In his preface to the 2011 Oxford University Press edition of the treatise, the doctor’s son, Nasir Ilahi, notes that “based on information available” to his elder brother, Humayun, “there was an initial version of this book which the author had submitted to the Pakistan government for review … but which regrettably does not exist any longer.
“The author was required to delete certain passages from the book as they were considered to be politically inappropriate and sensitive. Essentially, these included, inter alia, information ... which suggested that the patient was unhappy after some difficult meetings with his close political allies who he felt were departing from the cardinal concepts of the state of Pakistan that he had begun to visualise…
“It is believed that the author took the view that the Quaid’s reaction to these emerging political differences, and his possible perceptions about the lack of support for them, may have been one of the factors that contributed to the onset of the Quaid’s depressed state.”
The absence of an authoritative version of Jinnah’s last thoughts on his monumental achievement — it is uncommon, after all, for political leaders to be credited with founding a state — is deeply unfortunate. He was, after all, in the context of the struggle for Indian independence, a highly unlikely recruit to the communal cause. And the profoundly secular vision he articulated for his dream-nation on the eve of independence was arguably at odds with the confessional basis on which it was founded. Was he trying, at that late stage, to bottle a genie he had expropriated for a political cause?
A few years ago, Alex von Tunzelmann wrote in her book Indian Summer: “According to his doctor, Jinnah saw Liaquat [Ali Khan] and told him that Pakistan was ‘the biggest blunder of my life’. Further yet, he declared: ‘If now I got an opportunity I will go to Delhi and tell Jawaharlal [Nehru] to forget about the follies of the past and become friends again’.”
Von Tunzelmann cites no source, although the “biggest blunder” quote had previously appeared elsewhere, and the desire for reconciliation doesn’t automatically negate partition. Close to 70 years later, however, the logic of good-neighbourly relations remains a somewhat fraught concept. All too frequently, prospects of improved ties are thwarted by precipitate action.

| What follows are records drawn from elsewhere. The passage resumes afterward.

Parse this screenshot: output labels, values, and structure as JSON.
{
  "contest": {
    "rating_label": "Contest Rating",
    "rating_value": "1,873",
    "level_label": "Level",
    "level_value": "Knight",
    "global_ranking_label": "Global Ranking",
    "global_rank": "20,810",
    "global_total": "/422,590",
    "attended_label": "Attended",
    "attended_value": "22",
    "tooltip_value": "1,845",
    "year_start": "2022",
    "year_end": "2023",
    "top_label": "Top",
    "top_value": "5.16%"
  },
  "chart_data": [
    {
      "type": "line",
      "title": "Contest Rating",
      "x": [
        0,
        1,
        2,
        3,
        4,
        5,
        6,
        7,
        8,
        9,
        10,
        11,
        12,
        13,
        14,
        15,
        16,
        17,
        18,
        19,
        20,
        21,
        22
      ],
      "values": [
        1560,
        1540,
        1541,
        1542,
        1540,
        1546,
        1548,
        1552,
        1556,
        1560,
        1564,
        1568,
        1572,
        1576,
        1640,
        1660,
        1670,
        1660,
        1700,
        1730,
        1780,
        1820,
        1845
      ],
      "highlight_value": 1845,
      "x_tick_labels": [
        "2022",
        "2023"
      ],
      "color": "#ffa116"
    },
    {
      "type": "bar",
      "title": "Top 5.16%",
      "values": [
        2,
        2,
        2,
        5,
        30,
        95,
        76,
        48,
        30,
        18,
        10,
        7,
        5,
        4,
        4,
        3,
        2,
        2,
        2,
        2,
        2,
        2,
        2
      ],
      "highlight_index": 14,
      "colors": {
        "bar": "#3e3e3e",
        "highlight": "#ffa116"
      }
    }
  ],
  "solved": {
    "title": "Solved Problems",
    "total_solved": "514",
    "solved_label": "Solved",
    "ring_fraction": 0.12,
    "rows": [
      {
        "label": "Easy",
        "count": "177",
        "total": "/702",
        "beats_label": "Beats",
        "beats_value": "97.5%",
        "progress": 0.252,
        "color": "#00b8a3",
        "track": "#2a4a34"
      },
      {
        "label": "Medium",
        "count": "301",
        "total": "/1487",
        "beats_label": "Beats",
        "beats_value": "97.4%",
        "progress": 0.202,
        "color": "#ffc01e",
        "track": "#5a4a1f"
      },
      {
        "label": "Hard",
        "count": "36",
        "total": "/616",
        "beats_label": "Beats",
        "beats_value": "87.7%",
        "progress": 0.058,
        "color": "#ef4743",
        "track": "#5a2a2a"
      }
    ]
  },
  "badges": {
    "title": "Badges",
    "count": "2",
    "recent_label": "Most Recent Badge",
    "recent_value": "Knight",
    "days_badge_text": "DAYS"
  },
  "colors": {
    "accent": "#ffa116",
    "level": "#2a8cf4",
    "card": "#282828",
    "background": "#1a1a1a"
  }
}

It is also an open question whether greater longevity for Jinnah would have set Pakistan on a notably superior trajectory. On the other hand, there can be little doubt that the greatest discourtesy to the man has repeatedly been perpetrated by putting him on a pedestal while undermining whatever remained of his vision after the Objectives Resolution of 1949.
In the sort of open-minded society that Jinnah favoured, it would have been possible to debate the pros and cons of his vision. Insufficient contemplation and clarity, though, appears to have paved the shortcut from “the Quaid’s Pakistan” to what could be described more or less (and one hopes less) as Al Qaeda’s Pakistan.